Juvenile justice systems reform is occurring across the country as a result of a growing understanding of developmental and neurological differences between youth and adults, the high cost of incarceration, and the consistent failure of a punitive juvenile justice model. However, even as systems are initiating reforms and changing their approach, they are routinely failing to modify those reforms for girls or even to collect data on how girls, specifically, are affected by the problems they are seeking to remedy. As a result, the particular impact on girls of failures in the juvenile justice system is not understood and few juvenile reforms are tailored to girls’ needs and pathways into the system - meaning girls and young women are unlikely to fully benefit from system reforms.
 
Many of the problems discussed in this report are not unique to girls - and many of the suggested paths forward can benefit both boys and girls. However, because girls are frequently left out of reform discussions, an intentional focus on girls is needed to ensure that they fully benefit from system reforms. Indeed, in writing this report we were struck by the number of promising national and large-scale juvenile justice reform efforts that have not fully considered the role of gender in the problems they address or in the solutions they propose.
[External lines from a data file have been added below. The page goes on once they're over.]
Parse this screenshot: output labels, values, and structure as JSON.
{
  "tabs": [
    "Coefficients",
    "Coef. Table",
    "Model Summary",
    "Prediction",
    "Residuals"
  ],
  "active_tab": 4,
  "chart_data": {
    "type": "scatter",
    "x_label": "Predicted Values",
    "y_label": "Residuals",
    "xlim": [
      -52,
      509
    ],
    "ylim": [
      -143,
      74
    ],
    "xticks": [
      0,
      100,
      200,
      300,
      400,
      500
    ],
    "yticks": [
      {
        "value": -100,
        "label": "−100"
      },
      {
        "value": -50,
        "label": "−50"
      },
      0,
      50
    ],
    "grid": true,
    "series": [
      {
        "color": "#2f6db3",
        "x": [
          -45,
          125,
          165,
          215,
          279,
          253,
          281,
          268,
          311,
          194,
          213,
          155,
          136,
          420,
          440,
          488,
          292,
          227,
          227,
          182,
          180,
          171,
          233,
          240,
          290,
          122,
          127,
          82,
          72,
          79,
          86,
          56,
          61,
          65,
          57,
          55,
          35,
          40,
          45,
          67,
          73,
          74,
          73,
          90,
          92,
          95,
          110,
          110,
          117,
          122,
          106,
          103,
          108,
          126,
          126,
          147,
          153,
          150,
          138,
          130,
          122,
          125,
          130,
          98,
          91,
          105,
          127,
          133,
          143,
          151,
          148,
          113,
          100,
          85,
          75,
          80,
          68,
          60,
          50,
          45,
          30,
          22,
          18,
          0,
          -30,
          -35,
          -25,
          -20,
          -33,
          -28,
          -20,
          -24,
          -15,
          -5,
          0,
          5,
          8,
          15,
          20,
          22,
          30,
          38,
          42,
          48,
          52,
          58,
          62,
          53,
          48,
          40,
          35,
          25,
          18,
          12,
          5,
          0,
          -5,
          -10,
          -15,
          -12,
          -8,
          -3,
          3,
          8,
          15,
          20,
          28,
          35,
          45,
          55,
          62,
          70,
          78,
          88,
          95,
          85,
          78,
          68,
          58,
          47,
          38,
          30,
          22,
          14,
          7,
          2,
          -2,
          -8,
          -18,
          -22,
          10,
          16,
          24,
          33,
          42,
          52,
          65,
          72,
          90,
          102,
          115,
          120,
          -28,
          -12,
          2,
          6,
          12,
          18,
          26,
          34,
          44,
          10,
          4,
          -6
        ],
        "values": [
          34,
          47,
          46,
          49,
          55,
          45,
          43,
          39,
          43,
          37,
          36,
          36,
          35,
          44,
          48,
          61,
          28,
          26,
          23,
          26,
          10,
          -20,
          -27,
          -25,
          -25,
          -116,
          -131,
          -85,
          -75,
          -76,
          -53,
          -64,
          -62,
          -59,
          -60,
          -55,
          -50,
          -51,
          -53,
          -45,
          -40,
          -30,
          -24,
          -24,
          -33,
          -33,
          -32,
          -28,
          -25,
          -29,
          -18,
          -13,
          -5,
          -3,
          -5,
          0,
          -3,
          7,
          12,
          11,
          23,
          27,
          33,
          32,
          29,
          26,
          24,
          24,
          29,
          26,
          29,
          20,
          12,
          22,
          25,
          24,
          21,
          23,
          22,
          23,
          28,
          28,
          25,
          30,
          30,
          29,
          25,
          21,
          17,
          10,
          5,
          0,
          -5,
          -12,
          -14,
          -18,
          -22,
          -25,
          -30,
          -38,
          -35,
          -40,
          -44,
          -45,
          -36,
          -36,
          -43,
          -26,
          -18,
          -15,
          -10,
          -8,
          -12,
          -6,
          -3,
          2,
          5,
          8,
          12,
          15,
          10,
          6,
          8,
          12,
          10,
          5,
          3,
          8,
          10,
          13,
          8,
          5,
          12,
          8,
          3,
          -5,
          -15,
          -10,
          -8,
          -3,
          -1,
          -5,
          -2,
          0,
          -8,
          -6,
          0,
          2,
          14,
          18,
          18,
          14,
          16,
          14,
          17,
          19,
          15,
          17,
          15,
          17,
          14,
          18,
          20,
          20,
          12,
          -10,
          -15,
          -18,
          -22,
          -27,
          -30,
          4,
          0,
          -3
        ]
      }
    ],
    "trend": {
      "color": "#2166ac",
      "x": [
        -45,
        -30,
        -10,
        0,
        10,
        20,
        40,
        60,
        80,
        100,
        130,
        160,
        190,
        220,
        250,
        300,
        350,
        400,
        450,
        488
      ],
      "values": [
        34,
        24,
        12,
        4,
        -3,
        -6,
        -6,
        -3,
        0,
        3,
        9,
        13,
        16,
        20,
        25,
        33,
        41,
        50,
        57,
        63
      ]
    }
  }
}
If this intentional gender focus does not coexist with current large-scale system reforms, an important opportunity for gender justice and equity and developmental system reforms will be missed.
 
To facilitate developmental juvenile justice system reform for girls, this report will: 1. Map girls’ current paths into and through the juvenile justice system; 2. Describe the social contexts driving girls’ behavior and involvement in the juvenile justice system; 3. Detail recommendations for an alternative, developmental approach to redesign juvenile justice systems to address harmful social contexts and girls’ resulting behaviors, rather than penalize and punish girls for challenges beyond their control. The recommendations included in this report are consistent with decades of research on adolescent development, as well as newer data on the development of girls in particular. With continued research on girls and an intentional focus on their needs, system stakeholders and policymakers can capitalize on current reforms that are already underway and ensure girls are not simply wedged into solutions meant for boys.